Burnham wages war on bad landlords
Using devolution and compulsory purchase powers, the Greater Manchester Mayor plans to banish “unscrupulous” property owners and end the city region’s housing crisis by 2038.
Speaking at the Chartered Institute for Housing’s annual conference in Manchester, Andy Burnham slammed the state of the city region’s rented housing stock, more than a quarter of which is of poor quality, according to research.
“It is hard to believe that this is happening in the North of England in the 2020s,” Burnham said.
“It suggests that not much has changed since George Orwell chronicled the grim reality of housing in the north 85 years ago in The Road to Wigan Pier.”
Greater enforcement powers
The Mayor outlined the combined authority’s approach – underpinned and funded by the trailblazer devolution deal – to improving housing conditions in Greater Manchester that he said would amount to a ‘complete rewiring of the system’.
From 2024, beefed-up enforcement powers could see the local councils repossess poor-quality properties as part of Burnham’s plans to ensure everyone has a decent home in 15 years’ time.
“A home is the essential foundation that needs to be beneath everybody if they are to have a good life,” he said.
“You cannot level up any parts of the UK when half of its housing stock is falling down.”
Speaking to Place North West, Burnham warned bad landlords that their time is up.
“My message to those landlords is that you cannot carry on as you are. Whether you like it or not, change is coming.
“We won’t accept people renting out properties that are not fit for human habitation. That is not on anymore.”
A catalyst for change
The Mayor cited the death of toddler Awaab Ishak – who died in Rochdale as a result of poor-quality housing – as a catalyst for change but insisted that a strategy to tackle unfit housing in Greater Manchester was already in the works prior to the coroner’s verdict in that case.
“A two-year-old boy was killed by his home and that can only be a moral outrage,” he said.
“It’s an entirely manmade problem, an indictment of national housing policy under successive governments.”
Speaking on Tuesday, Burnham reiterated plans to launch a Good Landlord Charter, first announced earlier this year, that is aimed at improving housing standards in the social and private rented sectors and smoking out bad landlords.
The charter would give tenants “visibility through the accreditation of the many good landlords in our city region who are trying to do the right thing and differentiate them from those who are not,” Burnham said.
The Mayor hopes the charter will make clear what is expected of landlords and ensure that tenants and landlords know what each should be getting from the other.
All landlords will be given the chance to sign up to the charter and Burnham has a plan for those who don’t.
The GM Property Check system will “empower tenants” to report bad quality housing and comprises a “multi-agency approach” to enforcement involving councils, the DWP, and Greater Manchester Fire and Rescue, Burnham said.

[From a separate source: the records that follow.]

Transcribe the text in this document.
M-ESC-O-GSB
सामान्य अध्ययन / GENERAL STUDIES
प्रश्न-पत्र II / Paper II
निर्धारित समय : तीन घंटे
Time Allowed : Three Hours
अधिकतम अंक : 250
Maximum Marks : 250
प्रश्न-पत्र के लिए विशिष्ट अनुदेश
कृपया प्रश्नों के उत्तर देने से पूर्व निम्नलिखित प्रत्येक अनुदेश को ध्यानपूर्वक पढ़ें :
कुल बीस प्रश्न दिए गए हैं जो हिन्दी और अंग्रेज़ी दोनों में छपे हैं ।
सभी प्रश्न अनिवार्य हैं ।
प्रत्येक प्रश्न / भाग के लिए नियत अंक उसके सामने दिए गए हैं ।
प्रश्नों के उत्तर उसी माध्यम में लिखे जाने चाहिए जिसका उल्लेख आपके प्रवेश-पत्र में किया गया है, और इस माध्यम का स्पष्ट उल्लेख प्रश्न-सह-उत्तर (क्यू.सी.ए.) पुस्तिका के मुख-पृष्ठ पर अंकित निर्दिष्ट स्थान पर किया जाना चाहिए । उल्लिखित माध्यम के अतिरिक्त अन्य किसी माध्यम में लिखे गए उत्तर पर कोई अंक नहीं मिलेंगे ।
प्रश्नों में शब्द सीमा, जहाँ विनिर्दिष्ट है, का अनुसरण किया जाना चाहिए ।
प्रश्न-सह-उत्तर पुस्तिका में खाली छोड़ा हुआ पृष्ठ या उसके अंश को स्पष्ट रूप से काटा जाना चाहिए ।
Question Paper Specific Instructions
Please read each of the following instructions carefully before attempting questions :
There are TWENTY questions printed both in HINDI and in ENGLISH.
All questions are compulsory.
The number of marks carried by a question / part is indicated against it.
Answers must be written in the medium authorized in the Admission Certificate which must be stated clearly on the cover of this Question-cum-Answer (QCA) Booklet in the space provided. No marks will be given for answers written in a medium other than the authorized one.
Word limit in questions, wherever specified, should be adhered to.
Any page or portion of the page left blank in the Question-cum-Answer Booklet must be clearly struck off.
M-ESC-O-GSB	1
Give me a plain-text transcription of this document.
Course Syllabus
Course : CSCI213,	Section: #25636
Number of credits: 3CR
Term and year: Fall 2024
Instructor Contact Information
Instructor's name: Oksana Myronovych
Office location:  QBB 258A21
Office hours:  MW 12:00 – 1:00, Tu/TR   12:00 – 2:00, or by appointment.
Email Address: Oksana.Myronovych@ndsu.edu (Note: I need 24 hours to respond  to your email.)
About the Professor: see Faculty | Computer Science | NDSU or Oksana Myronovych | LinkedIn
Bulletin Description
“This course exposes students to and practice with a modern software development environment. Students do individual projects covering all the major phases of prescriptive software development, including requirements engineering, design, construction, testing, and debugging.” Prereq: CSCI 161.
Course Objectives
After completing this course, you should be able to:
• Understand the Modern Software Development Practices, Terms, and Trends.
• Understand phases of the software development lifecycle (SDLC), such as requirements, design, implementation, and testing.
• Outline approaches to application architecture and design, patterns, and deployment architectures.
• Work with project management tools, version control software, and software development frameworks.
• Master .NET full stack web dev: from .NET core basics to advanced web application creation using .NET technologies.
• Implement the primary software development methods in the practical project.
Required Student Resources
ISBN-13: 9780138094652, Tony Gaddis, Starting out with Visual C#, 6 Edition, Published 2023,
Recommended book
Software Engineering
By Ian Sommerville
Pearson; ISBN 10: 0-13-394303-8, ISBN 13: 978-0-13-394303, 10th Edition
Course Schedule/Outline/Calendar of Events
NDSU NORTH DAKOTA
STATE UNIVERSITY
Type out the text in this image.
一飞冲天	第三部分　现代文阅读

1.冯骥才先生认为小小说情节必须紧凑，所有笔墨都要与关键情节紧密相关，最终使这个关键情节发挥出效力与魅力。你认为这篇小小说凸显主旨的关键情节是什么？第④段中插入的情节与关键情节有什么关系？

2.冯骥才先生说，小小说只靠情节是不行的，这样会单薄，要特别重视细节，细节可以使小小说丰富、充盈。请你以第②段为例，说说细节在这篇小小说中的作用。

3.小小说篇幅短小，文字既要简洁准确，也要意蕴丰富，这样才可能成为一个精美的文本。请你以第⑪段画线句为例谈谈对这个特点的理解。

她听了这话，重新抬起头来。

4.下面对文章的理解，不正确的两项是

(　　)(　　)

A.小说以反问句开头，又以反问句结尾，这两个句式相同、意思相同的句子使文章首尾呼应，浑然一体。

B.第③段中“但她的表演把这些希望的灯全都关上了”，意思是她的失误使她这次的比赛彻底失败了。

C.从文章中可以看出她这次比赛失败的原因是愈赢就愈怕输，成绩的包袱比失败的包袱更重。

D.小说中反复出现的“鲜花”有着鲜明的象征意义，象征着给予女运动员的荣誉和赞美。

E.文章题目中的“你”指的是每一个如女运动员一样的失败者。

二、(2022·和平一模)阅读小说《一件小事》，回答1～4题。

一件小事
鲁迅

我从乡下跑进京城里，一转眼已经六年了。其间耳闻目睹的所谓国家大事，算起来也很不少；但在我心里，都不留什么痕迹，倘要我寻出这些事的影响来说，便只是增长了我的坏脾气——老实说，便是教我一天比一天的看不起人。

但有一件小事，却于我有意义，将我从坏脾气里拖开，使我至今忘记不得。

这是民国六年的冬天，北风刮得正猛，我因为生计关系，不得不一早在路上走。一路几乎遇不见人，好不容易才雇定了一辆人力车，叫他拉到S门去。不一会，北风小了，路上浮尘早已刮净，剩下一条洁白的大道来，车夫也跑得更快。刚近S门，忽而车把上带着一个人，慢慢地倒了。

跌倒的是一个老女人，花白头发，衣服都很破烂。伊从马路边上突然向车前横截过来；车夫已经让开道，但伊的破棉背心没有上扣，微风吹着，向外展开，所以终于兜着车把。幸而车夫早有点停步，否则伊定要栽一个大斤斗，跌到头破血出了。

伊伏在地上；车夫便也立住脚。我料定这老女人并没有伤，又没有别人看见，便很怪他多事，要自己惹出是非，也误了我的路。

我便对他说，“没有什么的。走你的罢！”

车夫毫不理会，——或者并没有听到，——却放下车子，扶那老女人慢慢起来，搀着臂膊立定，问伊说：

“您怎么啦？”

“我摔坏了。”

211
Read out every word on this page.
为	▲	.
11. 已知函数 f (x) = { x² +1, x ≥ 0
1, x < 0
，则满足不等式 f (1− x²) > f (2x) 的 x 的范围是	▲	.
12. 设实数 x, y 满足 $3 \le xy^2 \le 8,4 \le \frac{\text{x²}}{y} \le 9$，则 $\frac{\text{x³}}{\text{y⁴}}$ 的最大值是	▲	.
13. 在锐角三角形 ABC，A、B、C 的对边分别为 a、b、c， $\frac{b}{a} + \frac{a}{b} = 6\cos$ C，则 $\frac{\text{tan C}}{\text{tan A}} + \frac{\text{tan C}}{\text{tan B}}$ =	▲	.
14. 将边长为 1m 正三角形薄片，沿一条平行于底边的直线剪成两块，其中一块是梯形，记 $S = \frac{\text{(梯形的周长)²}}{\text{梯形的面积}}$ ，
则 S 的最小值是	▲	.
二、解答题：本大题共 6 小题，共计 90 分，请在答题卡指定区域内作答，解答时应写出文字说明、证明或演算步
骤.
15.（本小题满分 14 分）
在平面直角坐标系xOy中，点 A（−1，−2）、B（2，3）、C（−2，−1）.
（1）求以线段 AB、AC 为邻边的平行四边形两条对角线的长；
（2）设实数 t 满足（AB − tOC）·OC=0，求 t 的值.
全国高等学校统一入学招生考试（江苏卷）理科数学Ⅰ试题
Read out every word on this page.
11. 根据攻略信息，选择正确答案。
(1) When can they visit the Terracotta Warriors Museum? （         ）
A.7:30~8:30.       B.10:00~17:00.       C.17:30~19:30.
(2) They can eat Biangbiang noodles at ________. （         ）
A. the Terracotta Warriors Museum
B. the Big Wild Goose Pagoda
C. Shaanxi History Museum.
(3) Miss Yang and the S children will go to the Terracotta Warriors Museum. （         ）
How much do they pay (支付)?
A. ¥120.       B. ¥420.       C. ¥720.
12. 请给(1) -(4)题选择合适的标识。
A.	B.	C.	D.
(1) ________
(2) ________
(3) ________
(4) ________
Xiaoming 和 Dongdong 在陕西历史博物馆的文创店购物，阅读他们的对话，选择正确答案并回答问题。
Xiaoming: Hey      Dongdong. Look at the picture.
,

Landlords who are found to not be maintaining their properties will then be given a chance to embark on an “improvement plan” with the GMCA.
Those who do not could risk having their properties repossessed.
In order for this element of the plan to work, Burnham recognises the need for a “streamlined” compulsory purchase process, as well as backing from Whitehall.
“We’ll be seeking the help of Parliament and the courts to make it easier and less costly for councils to take properties out of the hands of those unscrupulous landlords and into the hands of those who will manage them properly,” Burnham said.